Y, sin defender las guerras culturales de la ultraderecha, es cierto que la priorización de políticas identitarias con personajes que sólo aparecían un episodio o dos, ponía en jaque la misión del programa sobre construir comunidad no como un ejercicio de “inclusión”, sino como un ejercicio comunitario. Si bien la intención se aplaude (en especial en medio de la constante patologización del autismo o la creciente ola xenófoba en EUA), una vez que HBO se convierte en el rector de la línea editorial del programa, el empuje que tenía Sesame Street alrededor de la lucha por derechos humanos y conflictos sociales complejos, se empezó a perder.
La crisis pandémica del 2020 fue un momento clave para revivir la atención del público general en el programa. En tiempos de completa incertidumbre, SW supo colocarse como una voz crítica pero comprensiva de sus audiencias. Mientras los medios replicaban la peor desinformación, Sesame Street luchó desde esa misma incertidumbre por colocarse en la mirada de las infancias que, sin herramientas críticas, estaban viviendo el mismo momento sin nadie que les escuchara o les hablara directamente.
Sesame Street entró en un feedback negativo con HBO en cuanto los costos de producción: sin dinero por ventas de vhs y dvds y las ventas de mercancía licenciada cayendo por la competencia con Disney, SW dependía de la muy opaca distribución de regalías por streaming. El dinero que SW necesitaba, entonces, para producir los capítulos acordados en el contrato con el estudio dependían más y más directamente de HBO, lo que hacía que fuera más y más “caro” para la filial de Warner que tampoco veía ganancias directas o inmediatas en esa producción, por muy importante que fuera el papel que estaban cumpliendo para las infancias en medio de una pandemia global o el incremento de crímenes de odio a infancias.1
Sesame Street nunca fue pensado como una empresa redituable, pero tampoco como una caridad o una empresa filantrópica. Desde sus orígenes (y desde ahí está su condición revolucionaria), fue pensada como un servicio público y, como tal, no se paga con porcentajes de crecimiento anual, sino a través de una comunidad rica, diversa y, sobre todo, crítica.

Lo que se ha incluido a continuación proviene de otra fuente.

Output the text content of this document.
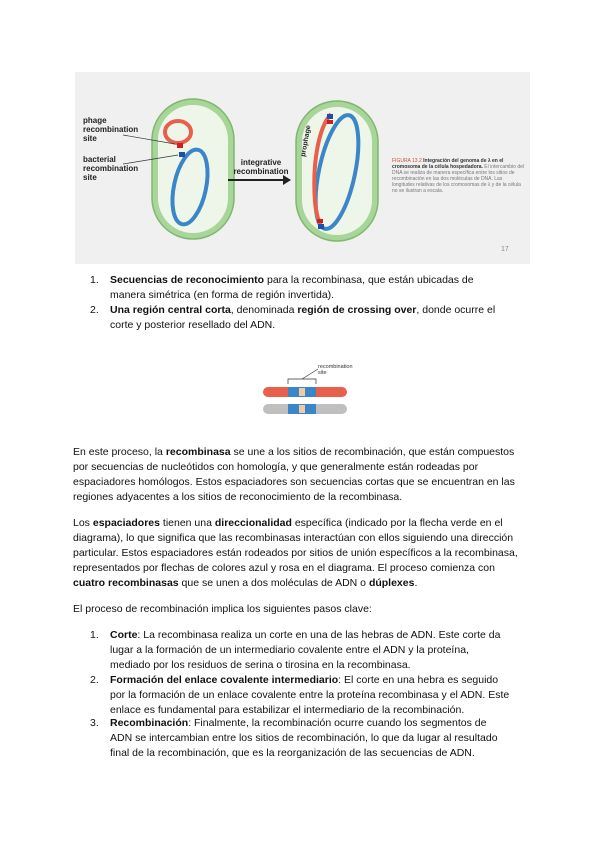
phage
recombination
site
bacterial
recombination
site
integrative
recombination
prophage
FIGURA 13.2 Integración del genoma de λ en el cromosoma de la célula hospedadora. El intercambio del DNA se realiza de manera específica entre los sitios de recombinación en las dos moléculas de DNA. Las longitudes relativas de los cromosomas de λ y de la célula no se ilustran a escala.
17
1. Secuencias de reconocimiento para la recombinasa, que están ubicadas de manera simétrica (en forma de región invertida).
2. Una región central corta, denominada región de crossing over, donde ocurre el corte y posterior resellado del ADN.
recombination site
En este proceso, la recombinasa se une a los sitios de recombinación, que están compuestos por secuencias de nucleótidos con homología, y que generalmente están rodeadas por espaciadores homólogos. Estos espaciadores son secuencias cortas que se encuentran en las regiones adyacentes a los sitios de reconocimiento de la recombinasa.
Los espaciadores tienen una direccionalidad específica (indicado por la flecha verde en el diagrama), lo que significa que las recombinasas interactúan con ellos siguiendo una dirección particular. Estos espaciadores están rodeados por sitios de unión específicos a la recombinasa, representados por flechas de colores azul y rosa en el diagrama. El proceso comienza con cuatro recombinasas que se unen a dos moléculas de ADN o dúplexes.
El proceso de recombinación implica los siguientes pasos clave:
1. Corte: La recombinasa realiza un corte en una de las hebras de ADN. Este corte da lugar a la formación de un intermediario covalente entre el ADN y la proteína, mediado por los residuos de serina o tirosina en la recombinasa.
2. Formación del enlace covalente intermediario: El corte en una hebra es seguido por la formación de un enlace covalente entre la proteína recombinasa y el ADN. Este enlace es fundamental para estabilizar el intermediario de la recombinación.
3. Recombinación: Finalmente, la recombinación ocurre cuando los segmentos de ADN se intercambian entre los sitios de recombinación, lo que da lugar al resultado final de la recombinación, que es la reorganización de las secuencias de ADN.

El que el día de hoy Sesame Street esté buscando un nuevo hogar no sólo es doloroso, es una metáfora demasiado directa y hasta un poco cruda del espacio que tiene la esperanza y la ternura dentro de los sistemas económicos que se benefician monetariamente de ella.

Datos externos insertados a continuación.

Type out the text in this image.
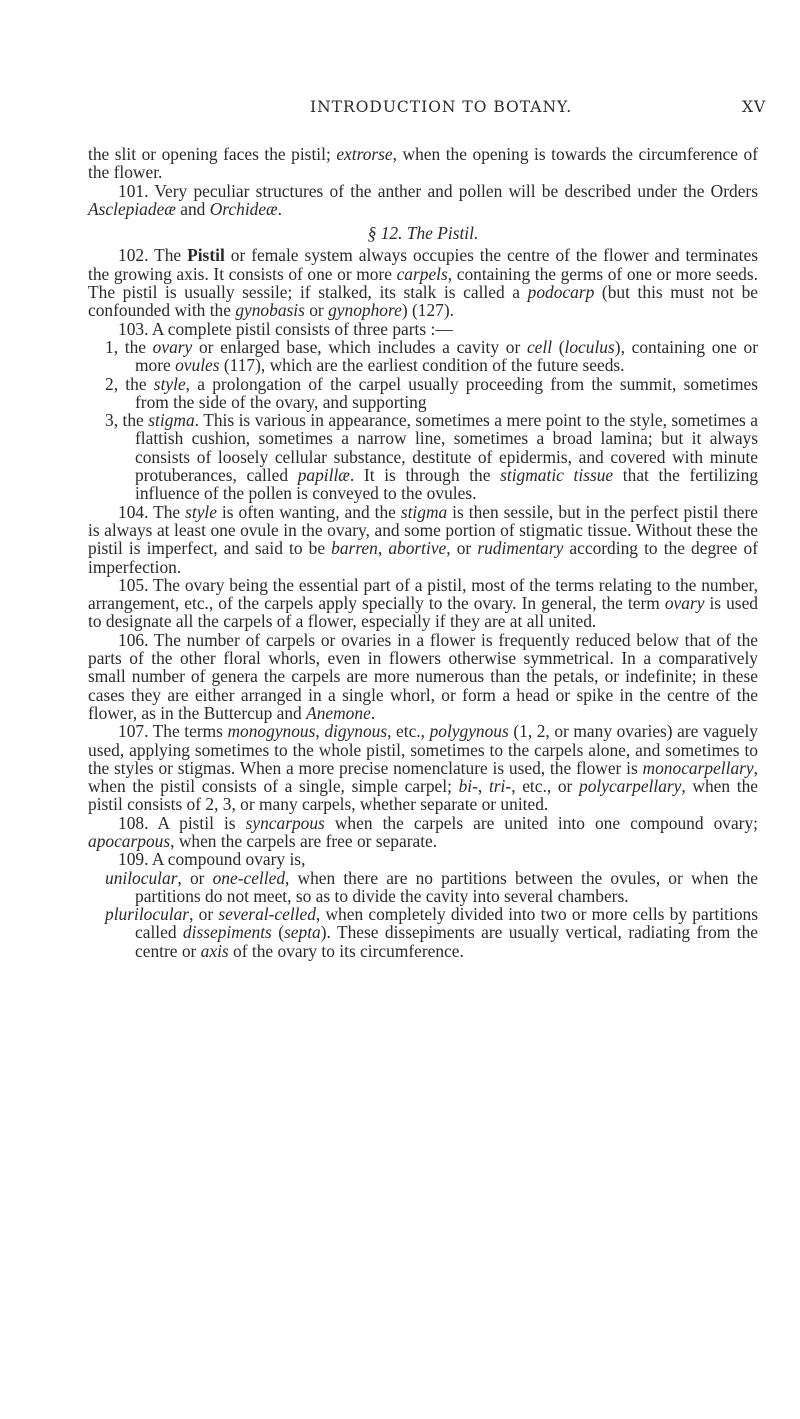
INTRODUCTION TO BOTANY.	XV

the slit or opening faces the pistil; extrorse, when the opening is towards the circumference of the flower.

101. Very peculiar structures of the anther and pollen will be described under the Orders Asclepiadeæ and Orchideæ.

§ 12. The Pistil.

102. The Pistil or female system always occupies the centre of the flower and terminates the growing axis. It consists of one or more carpels, containing the germs of one or more seeds. The pistil is usually sessile; if stalked, its stalk is called a podocarp (but this must not be confounded with the gynobasis or gynophore) (127).

103. A complete pistil consists of three parts :—

1, the ovary or enlarged base, which includes a cavity or cell (loculus), containing one or more ovules (117), which are the earliest condition of the future seeds.

2, the style, a prolongation of the carpel usually proceeding from the summit, sometimes from the side of the ovary, and supporting

3, the stigma. This is various in appearance, sometimes a mere point to the style, sometimes a flattish cushion, sometimes a narrow line, sometimes a broad lamina; but it always consists of loosely cellular substance, destitute of epidermis, and covered with minute protuberances, called papillæ. It is through the stigmatic tissue that the fertilizing influence of the pollen is conveyed to the ovules.

104. The style is often wanting, and the stigma is then sessile, but in the perfect pistil there is always at least one ovule in the ovary, and some portion of stigmatic tissue. Without these the pistil is imperfect, and said to be barren, abortive, or rudimentary according to the degree of imperfection.

105. The ovary being the essential part of a pistil, most of the terms relating to the number, arrangement, etc., of the carpels apply specially to the ovary. In general, the term ovary is used to designate all the carpels of a flower, especially if they are at all united.

106. The number of carpels or ovaries in a flower is frequently reduced below that of the parts of the other floral whorls, even in flowers otherwise symmetrical. In a comparatively small number of genera the carpels are more numerous than the petals, or indefinite; in these cases they are either arranged in a single whorl, or form a head or spike in the centre of the flower, as in the Buttercup and Anemone.

107. The terms monogynous, digynous, etc., polygynous (1, 2, or many ovaries) are vaguely used, applying sometimes to the whole pistil, sometimes to the carpels alone, and sometimes to the styles or stigmas. When a more precise nomenclature is used, the flower is monocarpellary, when the pistil consists of a single, simple carpel; bi-, tri-, etc., or polycarpellary, when the pistil consists of 2, 3, or many carpels, whether separate or united.

108. A pistil is syncarpous when the carpels are united into one compound ovary; apocarpous, when the carpels are free or separate.

109. A compound ovary is,

unilocular, or one-celled, when there are no partitions between the ovules, or when the partitions do not meet, so as to divide the cavity into several chambers.

plurilocular, or several-celled, when completely divided into two or more cells by partitions called dissepiments (septa). These dissepiments are usually vertical, radiating from the centre or axis of the ovary to its circumference.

Jim Henson tuvo un sueño que se ve en Fraggle Rock, en Sesame Street y en The Muppets: que la ternura y el cariño son herramientas de cambio, son armas revolucionarias que permiten a las personas reconocerse en lxs otrxs. La empatía que tiene Elmo, el cariño torpe de Beto hacia Enrique y la obsesión (algo autistic-coded si me preguntan) del monstruo comegalletas son formas de existir en un mundo que no sólo las acepta, sino que las abraza.
Espero, de verdad, que Sesame Street sobreviva esta última crisis. Porque si no, siento que ya nos quedamos sin canarios en esta mina.
Un dato aterrador que consulté haciendo este texto: de acuerdo a un análisis de la data de reportes de crímenes de odio hecho por la Universidad de New Hampshire, indica que los crímenes de odio contra menores de edad involucra violencia física contra las víctimas en un 63% de los casos, comparado con un 39% cuando se trata de crímenes de odio contra adultxs.